Essential Health Services: Zambia
Categories: Health Insurance (CBHI, SHI), Maternal, Neonatal and Child Health (MNCH), Publications, Universal Health Coverage
Resource Type: Brief
Authors: Jenna Wright
Published: July 2015
Resource Description:
An Essential Package of Health Services (EPHS) can be defined as the package of services that the government is providing or is aspiring to provide to its citizens in an equitable manner.
This country snapshot is one in a series of 24 snapshots looking at the governance dimensions of Essential Packages of Health Services in the Ending Preventable Child and Maternal Death priority countries. The snapshot explores several important dimensions of the EPHS in the country, such as how government policies contribute to the service coverage, population coverage, and financial coverage of the package.

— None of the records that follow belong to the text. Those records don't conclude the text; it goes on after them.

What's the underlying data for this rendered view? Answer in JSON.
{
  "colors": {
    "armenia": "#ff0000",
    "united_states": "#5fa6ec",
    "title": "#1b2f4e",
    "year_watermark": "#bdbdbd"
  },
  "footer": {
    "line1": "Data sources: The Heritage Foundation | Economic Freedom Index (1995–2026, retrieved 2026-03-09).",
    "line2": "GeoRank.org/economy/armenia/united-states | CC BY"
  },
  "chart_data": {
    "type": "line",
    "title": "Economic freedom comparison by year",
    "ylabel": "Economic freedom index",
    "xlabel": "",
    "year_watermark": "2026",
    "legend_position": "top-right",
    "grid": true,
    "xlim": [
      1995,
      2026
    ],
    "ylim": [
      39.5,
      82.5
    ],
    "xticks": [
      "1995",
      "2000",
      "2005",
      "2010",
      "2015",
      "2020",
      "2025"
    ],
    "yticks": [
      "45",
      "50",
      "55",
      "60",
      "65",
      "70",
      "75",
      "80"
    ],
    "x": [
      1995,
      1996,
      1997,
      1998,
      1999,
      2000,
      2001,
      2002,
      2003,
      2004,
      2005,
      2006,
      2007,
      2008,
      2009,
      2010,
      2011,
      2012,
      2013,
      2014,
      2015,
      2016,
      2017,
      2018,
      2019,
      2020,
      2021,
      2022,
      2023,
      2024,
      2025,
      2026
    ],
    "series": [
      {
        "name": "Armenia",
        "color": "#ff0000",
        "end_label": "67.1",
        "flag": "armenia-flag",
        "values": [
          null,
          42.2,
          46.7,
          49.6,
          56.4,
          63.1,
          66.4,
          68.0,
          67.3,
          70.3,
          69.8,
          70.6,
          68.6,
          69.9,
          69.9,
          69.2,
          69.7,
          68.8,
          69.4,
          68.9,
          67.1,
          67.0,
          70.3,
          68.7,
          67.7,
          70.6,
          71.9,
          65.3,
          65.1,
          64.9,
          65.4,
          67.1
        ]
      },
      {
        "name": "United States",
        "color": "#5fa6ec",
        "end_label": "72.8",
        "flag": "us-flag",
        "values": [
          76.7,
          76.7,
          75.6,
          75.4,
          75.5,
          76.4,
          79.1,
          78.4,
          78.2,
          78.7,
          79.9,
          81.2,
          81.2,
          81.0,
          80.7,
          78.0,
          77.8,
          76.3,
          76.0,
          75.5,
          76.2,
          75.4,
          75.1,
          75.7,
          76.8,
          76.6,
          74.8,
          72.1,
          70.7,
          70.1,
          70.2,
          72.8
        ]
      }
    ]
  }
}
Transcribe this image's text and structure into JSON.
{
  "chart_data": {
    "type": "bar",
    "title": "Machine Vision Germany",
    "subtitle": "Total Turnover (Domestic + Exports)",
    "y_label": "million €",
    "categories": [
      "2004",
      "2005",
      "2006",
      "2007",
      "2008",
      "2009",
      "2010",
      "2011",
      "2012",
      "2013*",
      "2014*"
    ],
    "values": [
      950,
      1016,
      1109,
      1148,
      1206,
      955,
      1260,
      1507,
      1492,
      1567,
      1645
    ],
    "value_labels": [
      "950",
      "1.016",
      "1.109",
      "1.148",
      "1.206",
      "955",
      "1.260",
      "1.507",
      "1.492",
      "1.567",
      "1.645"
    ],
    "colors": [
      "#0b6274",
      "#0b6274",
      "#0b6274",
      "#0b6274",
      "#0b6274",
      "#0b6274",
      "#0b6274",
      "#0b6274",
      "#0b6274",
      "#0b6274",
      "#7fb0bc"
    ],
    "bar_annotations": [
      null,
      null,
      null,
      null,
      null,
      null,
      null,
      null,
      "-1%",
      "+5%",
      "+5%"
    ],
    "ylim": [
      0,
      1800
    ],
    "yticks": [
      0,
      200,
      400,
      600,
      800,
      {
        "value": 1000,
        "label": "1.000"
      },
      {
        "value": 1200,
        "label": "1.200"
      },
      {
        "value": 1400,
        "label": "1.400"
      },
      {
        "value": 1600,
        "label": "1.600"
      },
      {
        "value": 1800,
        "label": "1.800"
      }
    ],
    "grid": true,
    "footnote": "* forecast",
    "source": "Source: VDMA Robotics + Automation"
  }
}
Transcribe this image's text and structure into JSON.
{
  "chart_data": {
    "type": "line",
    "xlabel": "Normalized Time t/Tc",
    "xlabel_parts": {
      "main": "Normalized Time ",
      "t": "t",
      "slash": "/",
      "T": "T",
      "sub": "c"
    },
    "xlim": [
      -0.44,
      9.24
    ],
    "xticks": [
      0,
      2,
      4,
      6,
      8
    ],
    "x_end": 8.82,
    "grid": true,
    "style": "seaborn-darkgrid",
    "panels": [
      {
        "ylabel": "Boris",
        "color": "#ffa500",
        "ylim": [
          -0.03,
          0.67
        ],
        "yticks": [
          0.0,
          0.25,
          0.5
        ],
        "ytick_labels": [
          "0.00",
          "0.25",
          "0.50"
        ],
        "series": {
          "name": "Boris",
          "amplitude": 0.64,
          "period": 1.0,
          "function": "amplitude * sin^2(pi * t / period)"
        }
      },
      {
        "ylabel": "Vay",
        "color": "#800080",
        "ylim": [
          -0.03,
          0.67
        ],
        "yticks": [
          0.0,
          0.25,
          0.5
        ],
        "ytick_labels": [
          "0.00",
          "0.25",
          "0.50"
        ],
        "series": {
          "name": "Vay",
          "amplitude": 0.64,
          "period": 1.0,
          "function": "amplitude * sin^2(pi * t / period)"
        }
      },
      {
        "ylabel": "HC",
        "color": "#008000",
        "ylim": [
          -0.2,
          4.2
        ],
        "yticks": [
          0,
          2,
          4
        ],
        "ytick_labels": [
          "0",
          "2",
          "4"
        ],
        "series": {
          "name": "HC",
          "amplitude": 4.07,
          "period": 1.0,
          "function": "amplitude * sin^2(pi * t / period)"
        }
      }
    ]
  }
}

Zambia defined a “Basic Health Care Package,” but this package currently appears to be a list of national health priorities, not services. The Basic Health Care Package does not appear to meet our definition of Zambia’s EPHS. Additionally, according to the Sixth National Development Plan 2011–2015, the government was supposed to finalize and adopt the Basic Health Care Package by 2015, but we could not identify a revised BHCP as of February 2015 (nor does this BHCP appear to be synonymous with an EPHS). The Joint Annual Review of the Health Sector, Zambia (2012) stated that although the ruling party’s manifesto included “defining and providing people with access to basic services through the definition of an Essential Package of Health Services,” the 2012 National Health Policy did not include this activity.